Dorothea contuvo el aliento. Al notar que un brazo se deslizaba por su talle, creyó que se le paraba el corazón, pero en lugar de unos ojos castaños que la miraban lánguidamente, halló ante sí un vacuo rostro de angelicales ojos azules que parecían enfocarse con dificultad. El hombre que la sujetaba había bebido, pero no estaba del todo borracho. Mientras ella forcejeaba furiosamente, tiró de ella y, doblando la esquina, la llevó hasta un ruidoso grupo formado por siete caballeros medio borrachos, listos para pasar una noche de parranda tras haber visto vencer a su luchador favorito. Dorothea comprendió su error demasiado tarde. El patio principal de la posada estaba lleno a rebosar. Uno de los hombres le quitó la caperuza y la luz de la puerta principal de la posada cayó de lleno sobre su cara. Ella intentó desesperadamente desasirse, pero el joven la tenía bien sujeta por el brazo. Dorothea hizo una mueca de dolor al sentir que la apretaba más fuerte.
Un instante después, una voz pausada se abrió paso entre el alboroto.
–Suelta a la señorita, Tremlow. Tengo el placer de conocerla y, créeme, no puedo permitir que sigas molestándola.
Reconociendo aquella voz, Dorothea deseó que se la tragase la tierra.
El efecto de aquella recomendación fue inmediato. El joven caballero soltó su brazo en el instante en que la oscura sombra del marqués de Hazelmere se materializaba junto al grupo.
–¡Disculpa, Hazelmere! No sabía que era una señorita.

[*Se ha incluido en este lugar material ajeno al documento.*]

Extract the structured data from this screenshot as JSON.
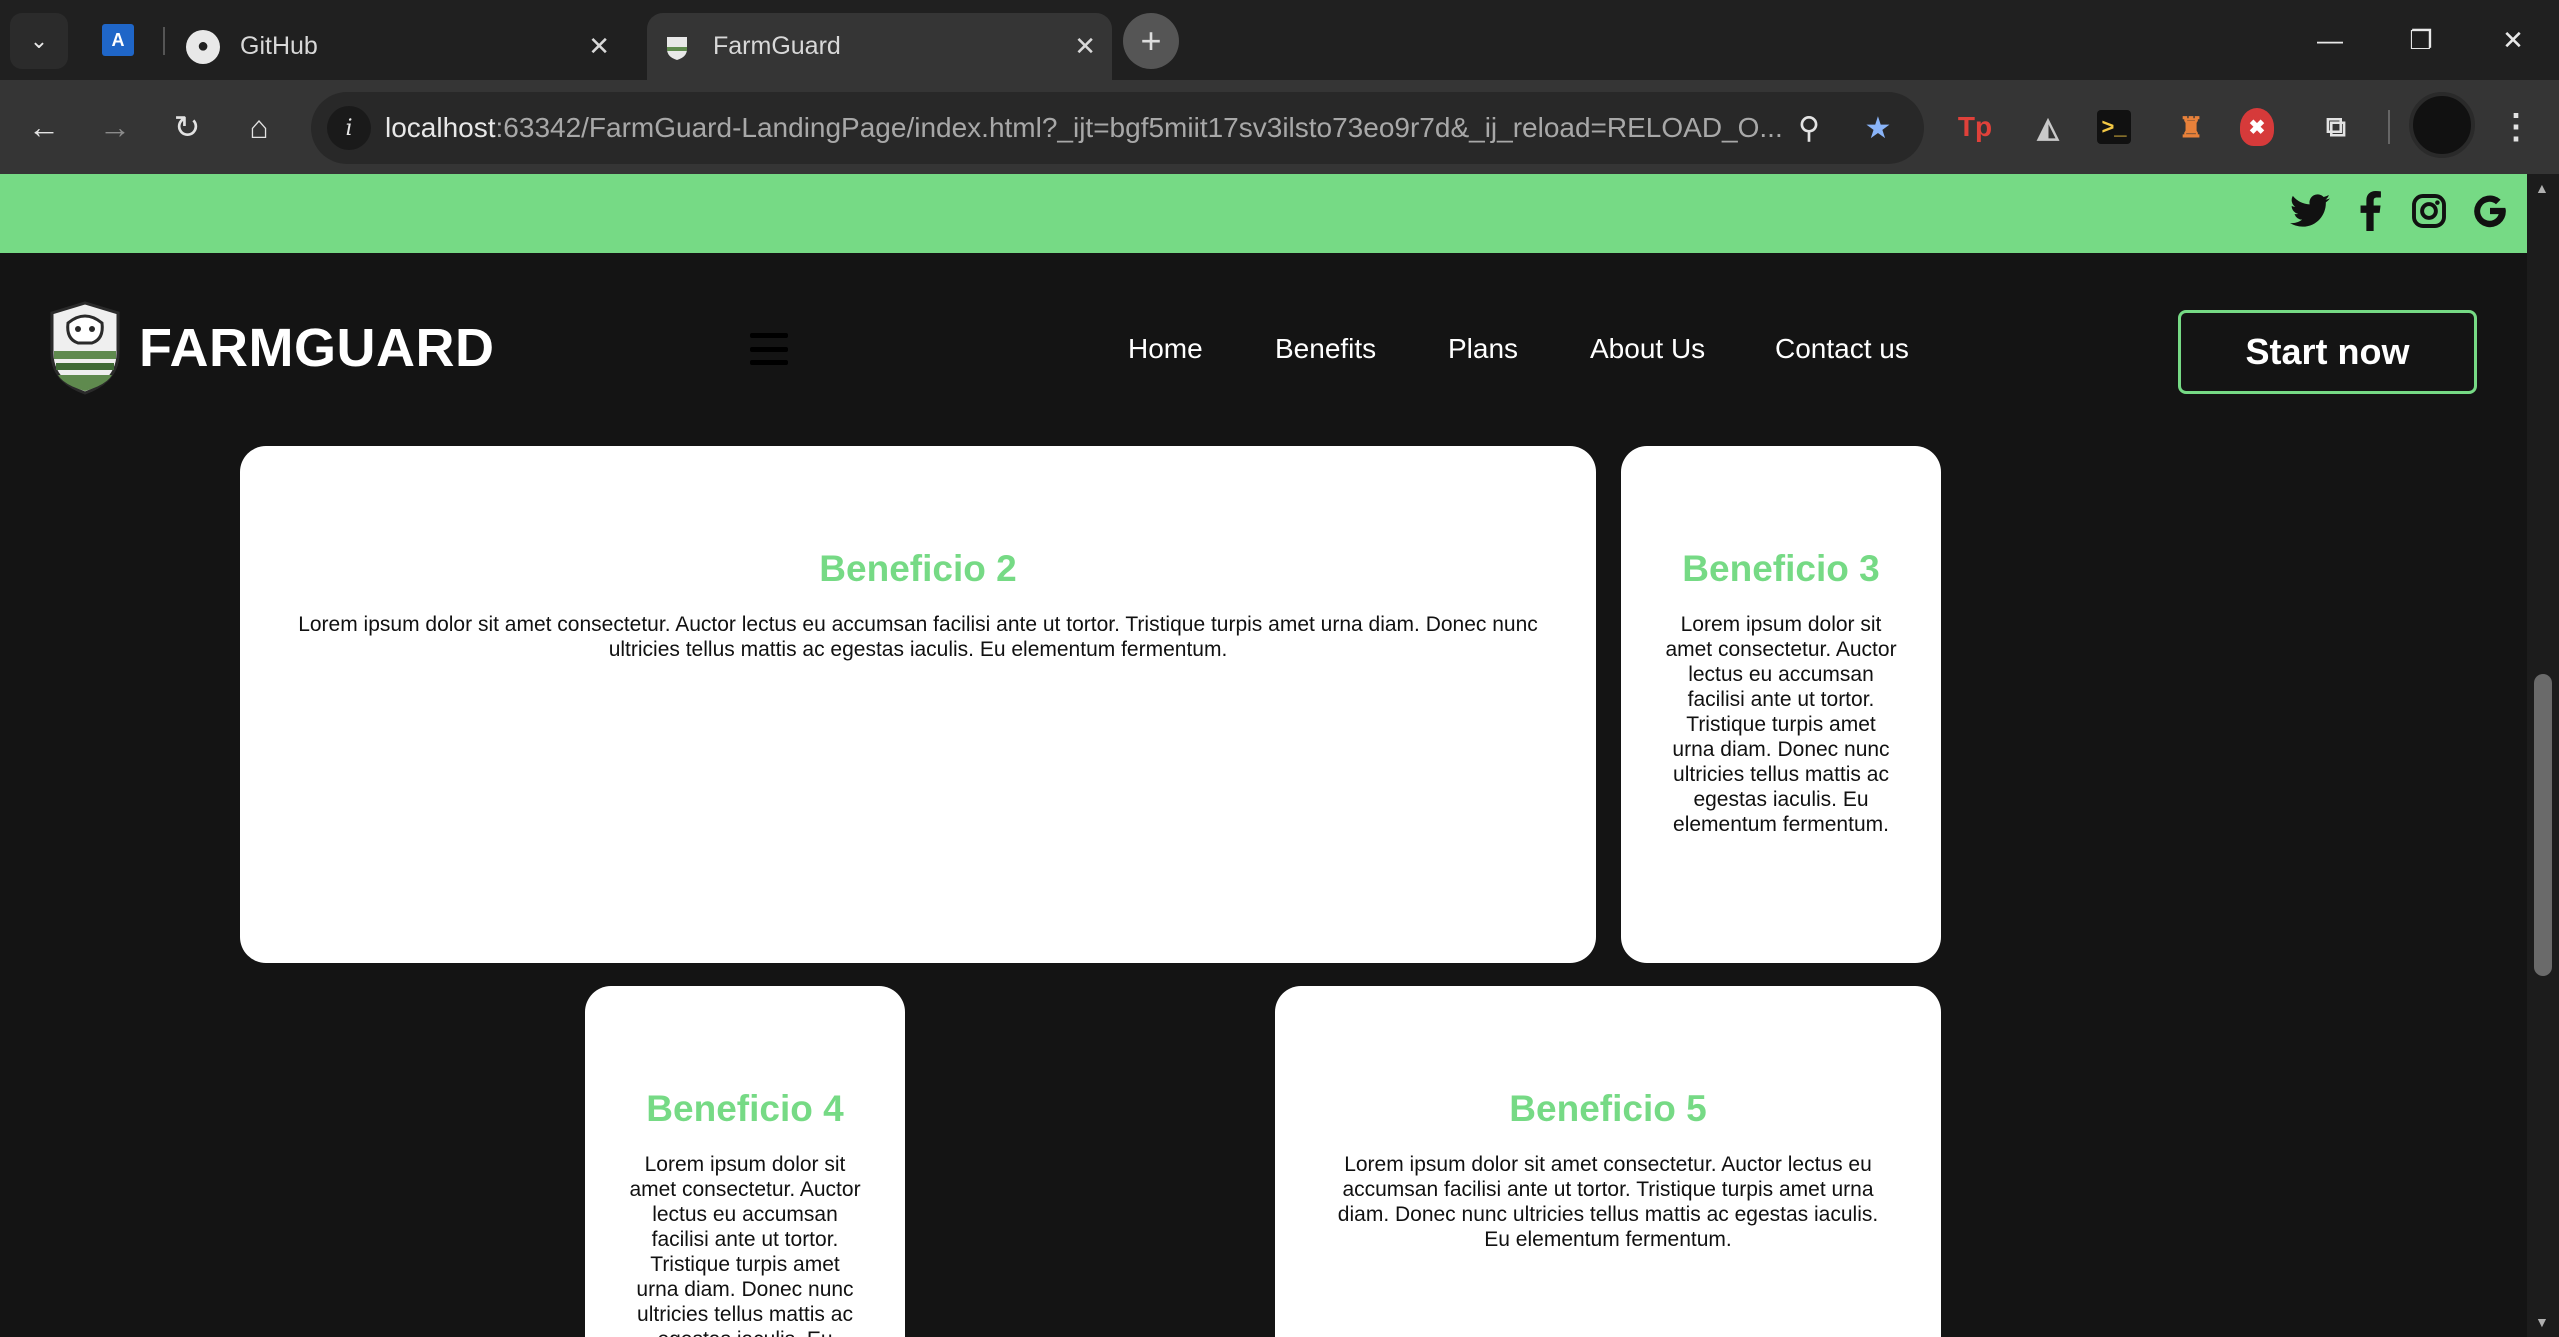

Esta última frase, dicha en voz baja, hizo que Dorothea se pusiera colorada y se apresurara a subirse la caperuza mientras los hombres del grupo la escudriñaban para ver qué dama podía beneficiarse de aquel modo de la protección de Hazelmere.
El marqués cruzó lentamente entre el grupo y se acercó a ella, ocultándola de la vista de los caballeros. Al llegar a su lado, se volvió hacia los jóvenes y prosiguió en el mismo tono desapasionado:
–Estoy seguro de que todos vosotros estaréis ansiosos por presentarle a esta dama vuestras disculpas por cualquier molestia que le hayáis causado, aun sin saberlo.

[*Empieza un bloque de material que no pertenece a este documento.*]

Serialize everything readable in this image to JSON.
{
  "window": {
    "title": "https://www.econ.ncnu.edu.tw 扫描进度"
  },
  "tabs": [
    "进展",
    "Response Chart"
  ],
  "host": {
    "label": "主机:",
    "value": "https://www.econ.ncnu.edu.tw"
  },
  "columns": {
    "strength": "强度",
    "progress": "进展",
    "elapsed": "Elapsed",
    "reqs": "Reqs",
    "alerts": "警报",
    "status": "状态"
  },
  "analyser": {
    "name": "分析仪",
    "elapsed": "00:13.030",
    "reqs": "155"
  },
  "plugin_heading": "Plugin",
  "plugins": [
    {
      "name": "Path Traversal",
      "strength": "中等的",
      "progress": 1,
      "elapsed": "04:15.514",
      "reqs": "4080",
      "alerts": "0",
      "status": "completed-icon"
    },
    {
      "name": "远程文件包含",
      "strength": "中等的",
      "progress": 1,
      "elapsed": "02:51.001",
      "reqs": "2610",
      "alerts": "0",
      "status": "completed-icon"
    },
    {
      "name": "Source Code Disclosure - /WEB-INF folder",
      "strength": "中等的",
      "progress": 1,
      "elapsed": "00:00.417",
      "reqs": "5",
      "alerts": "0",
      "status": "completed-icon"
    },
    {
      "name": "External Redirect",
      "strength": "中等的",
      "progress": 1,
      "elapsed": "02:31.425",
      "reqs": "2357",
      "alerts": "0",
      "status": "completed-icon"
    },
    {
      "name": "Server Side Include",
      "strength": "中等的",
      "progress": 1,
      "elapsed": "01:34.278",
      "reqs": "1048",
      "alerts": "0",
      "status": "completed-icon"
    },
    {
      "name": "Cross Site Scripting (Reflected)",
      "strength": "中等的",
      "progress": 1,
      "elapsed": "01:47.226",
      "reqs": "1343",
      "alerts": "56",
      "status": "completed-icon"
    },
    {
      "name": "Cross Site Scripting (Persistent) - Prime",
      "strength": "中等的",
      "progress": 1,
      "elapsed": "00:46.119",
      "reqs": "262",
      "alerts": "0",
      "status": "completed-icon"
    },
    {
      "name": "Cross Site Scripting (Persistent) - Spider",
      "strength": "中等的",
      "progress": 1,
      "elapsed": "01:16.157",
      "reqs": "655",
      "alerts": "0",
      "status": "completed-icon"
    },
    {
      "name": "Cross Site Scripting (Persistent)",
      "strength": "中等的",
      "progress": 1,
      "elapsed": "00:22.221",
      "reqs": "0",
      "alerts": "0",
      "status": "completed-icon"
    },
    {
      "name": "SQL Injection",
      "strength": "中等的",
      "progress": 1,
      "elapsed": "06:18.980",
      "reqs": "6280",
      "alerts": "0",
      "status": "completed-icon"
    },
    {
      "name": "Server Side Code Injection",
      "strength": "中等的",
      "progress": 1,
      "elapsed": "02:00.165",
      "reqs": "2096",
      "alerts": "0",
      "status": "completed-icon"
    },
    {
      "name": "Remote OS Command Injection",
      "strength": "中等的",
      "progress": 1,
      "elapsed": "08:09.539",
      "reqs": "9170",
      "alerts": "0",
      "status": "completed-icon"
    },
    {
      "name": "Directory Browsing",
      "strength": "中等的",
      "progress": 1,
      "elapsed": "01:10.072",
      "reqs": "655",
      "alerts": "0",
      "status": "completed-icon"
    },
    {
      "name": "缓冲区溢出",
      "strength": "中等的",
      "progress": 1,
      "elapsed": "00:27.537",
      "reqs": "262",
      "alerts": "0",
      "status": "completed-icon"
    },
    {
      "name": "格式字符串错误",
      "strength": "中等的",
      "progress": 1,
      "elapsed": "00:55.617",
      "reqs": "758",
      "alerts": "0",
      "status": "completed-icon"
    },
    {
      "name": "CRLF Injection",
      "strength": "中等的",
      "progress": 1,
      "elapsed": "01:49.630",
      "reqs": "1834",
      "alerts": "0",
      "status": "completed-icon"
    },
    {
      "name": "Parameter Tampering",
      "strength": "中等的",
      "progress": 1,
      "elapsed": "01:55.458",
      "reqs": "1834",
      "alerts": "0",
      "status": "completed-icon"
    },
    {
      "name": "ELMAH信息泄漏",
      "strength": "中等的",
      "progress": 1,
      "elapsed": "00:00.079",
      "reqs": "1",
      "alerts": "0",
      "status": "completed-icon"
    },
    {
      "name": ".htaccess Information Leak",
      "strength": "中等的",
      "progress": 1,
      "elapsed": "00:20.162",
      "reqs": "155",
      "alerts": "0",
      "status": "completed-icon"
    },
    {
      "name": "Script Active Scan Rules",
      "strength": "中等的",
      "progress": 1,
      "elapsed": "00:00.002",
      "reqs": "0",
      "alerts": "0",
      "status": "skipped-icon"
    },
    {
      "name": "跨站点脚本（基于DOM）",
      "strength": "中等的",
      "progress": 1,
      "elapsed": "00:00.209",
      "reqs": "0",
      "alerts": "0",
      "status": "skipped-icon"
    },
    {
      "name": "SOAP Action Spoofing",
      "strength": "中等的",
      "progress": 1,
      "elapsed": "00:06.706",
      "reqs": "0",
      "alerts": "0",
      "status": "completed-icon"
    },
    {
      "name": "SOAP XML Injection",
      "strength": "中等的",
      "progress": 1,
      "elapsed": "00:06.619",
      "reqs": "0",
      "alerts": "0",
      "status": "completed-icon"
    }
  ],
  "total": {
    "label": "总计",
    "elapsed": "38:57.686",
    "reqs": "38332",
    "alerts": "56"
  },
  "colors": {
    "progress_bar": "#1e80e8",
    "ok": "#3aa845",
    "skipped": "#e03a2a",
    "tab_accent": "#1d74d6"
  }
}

Un coro de «¡oh, sí!, ¡desde luego!, ¡disculpe, señorita!, no pretendíamos ofenderla» acompañó a la seca afirmación del marqués.
Simms, que se había percatado tarde del problema, se había acercado al grupo, ansioso por ofrecerle su ayuda a uno de sus clientes más estimados. La mirada del marqués se posó en él.

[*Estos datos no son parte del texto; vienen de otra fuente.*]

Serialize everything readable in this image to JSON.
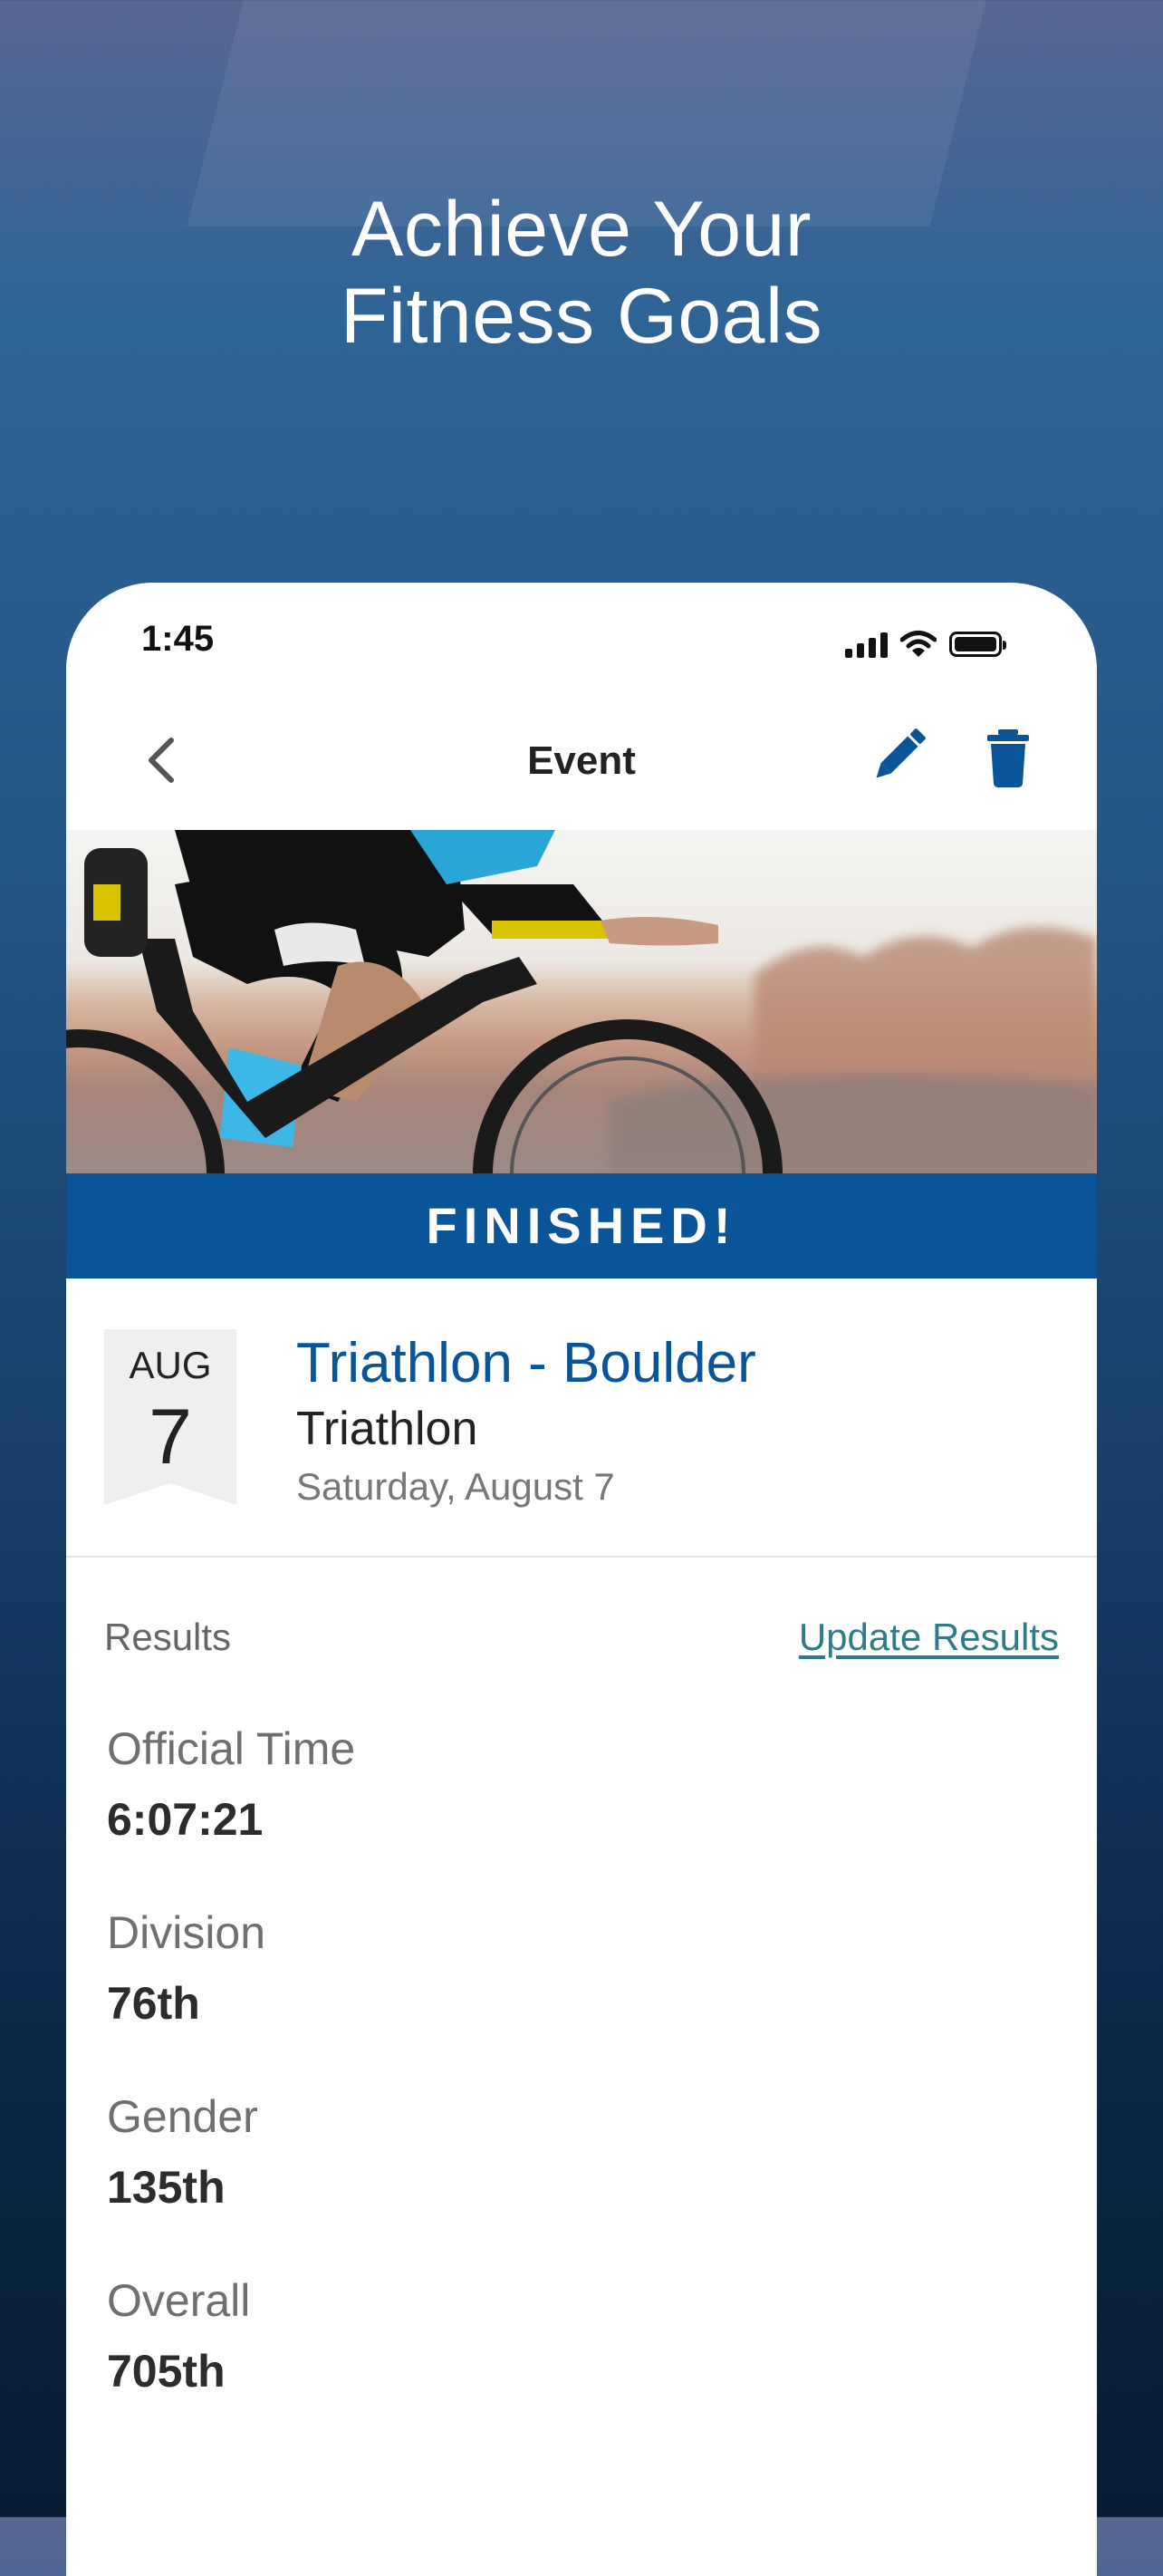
{
  "headline": {
    "line1": "Achieve Your",
    "line2": "Fitness Goals"
  },
  "status_bar": {
    "time": "1:45"
  },
  "nav": {
    "title": "Event"
  },
  "banner": {
    "label": "FINISHED!"
  },
  "event": {
    "month": "AUG",
    "day": "7",
    "name": "Triathlon - Boulder",
    "type": "Triathlon",
    "date": "Saturday, August 7"
  },
  "results": {
    "label": "Results",
    "update_label": "Update Results",
    "items": [
      {
        "label": "Official Time",
        "value": "6:07:21"
      },
      {
        "label": "Division",
        "value": "76th"
      },
      {
        "label": "Gender",
        "value": "135th"
      },
      {
        "label": "Overall",
        "value": "705th"
      }
    ]
  },
  "colors": {
    "accent": "#0a5499",
    "link": "#2f7b86"
  }
}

–¡Ah, Simms! Estos caballeros merecen una ronda de cerveza tras este pequeño malentendido, ¿no le parece?
Simms captó la indirecta.
–¡Sí, señor! ¡Desde luego! Caballeros, si hacen el favor de venir por aquí, tengo un tonel de cerveza nueva sobre el que quisiera que me dieran su opinión –con semejante ofrecimiento, no le costó mucho esfuerzo conducir al grupo hacia la taberna.